I meet many who come to the countryside, opting for a different way, to make their own projects. Cyril lives on a little land hidden in the forest, he bought it for the price of a flat-screen Tv, as he puts it. He has constructed two yurts, grows his own food and manages his water. He has no electricity so he invites us to watch the stars. “Do you know that 80% of the world’s population cannot see the milky way?” He shows us a tree. By looking at the shape and the roots he can tell that there have been no trees around it since it started to grow, they were cut out and that is why the soil is so hard, so compacted here that no-one else would bother. And this tree must be around 150 years old, you see, it takes nature a long time to recover. He doesn’t care what people say or think, that he uses state aid, because he knows what he is doing and why, and he is more in harmony with nature than those. Right now he sees this as the most ethical work he could do: influencing others by making an example.

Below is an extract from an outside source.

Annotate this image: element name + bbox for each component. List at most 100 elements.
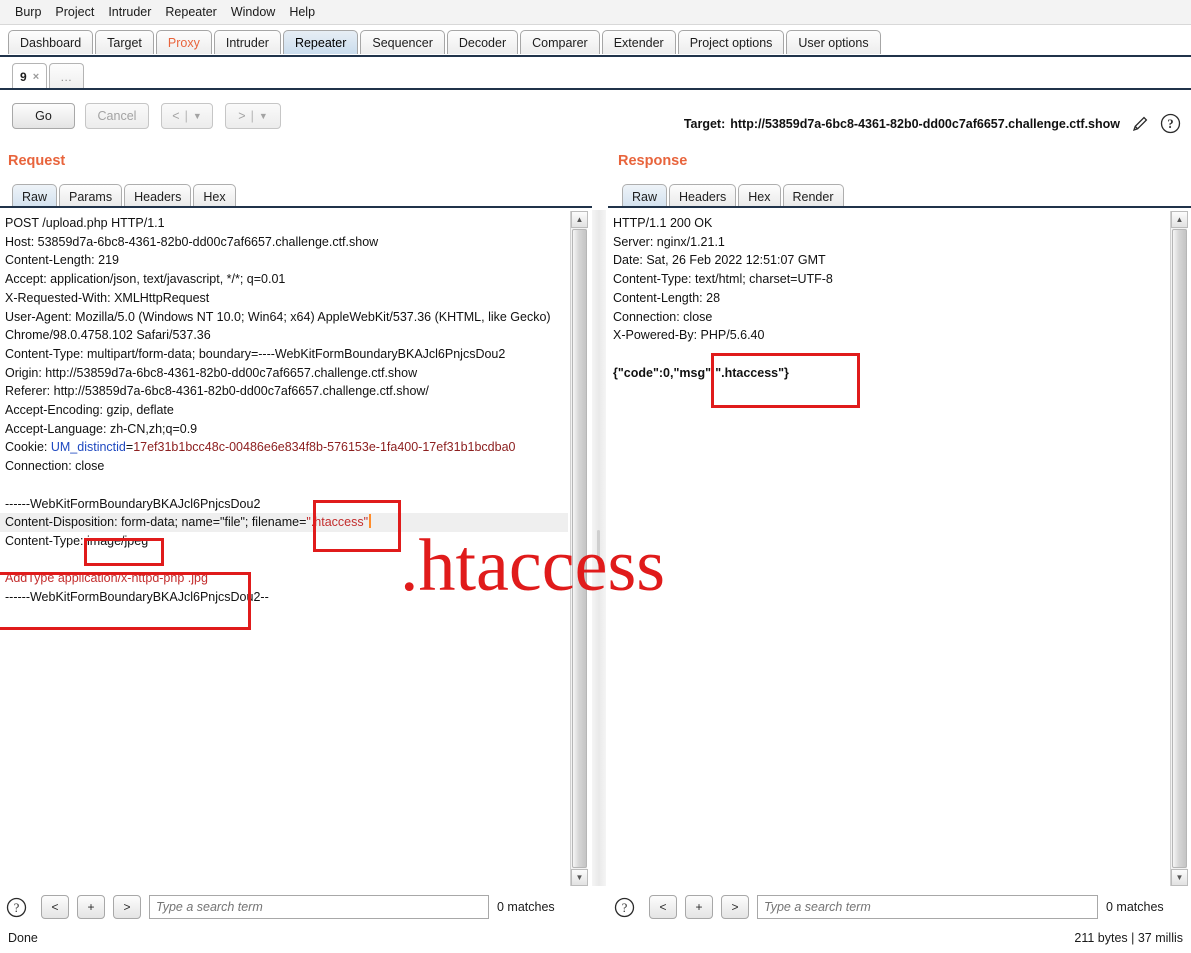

We want to climb the Pyrenees before the winter and the snow arrives and before I have to separate from my nomads. Toulouse on the way is stranded by the demonstrations triggered by the death of a young activist student, who was hit by a stun-grenade while protesting against the Sivens dam project. A reservoir that is intended to supply water for a couple of large-scale, industrial farms threatening to destroy the local biodiversity.

Later on we stop for a coffee in a village and the summer heat strikes us once again. In the bar we meet Nicolas, who works in a national park in the Pyrenees. He frowns at the weather: this is not normal he says, this is not right, this change what the humans have caused, accelerated, this enormous impact is a tragedy and more yet to come. And he talks about the Gulf-stream that is likely to disappear and then such cold will come, and he goes on about the melting of the ice and the decreasing water of the Pyrenees. He calls himself a geographer of catastrophes and believes that one must happen soon, a big one, like the death of the dinosaurs so that the change to the better would arise.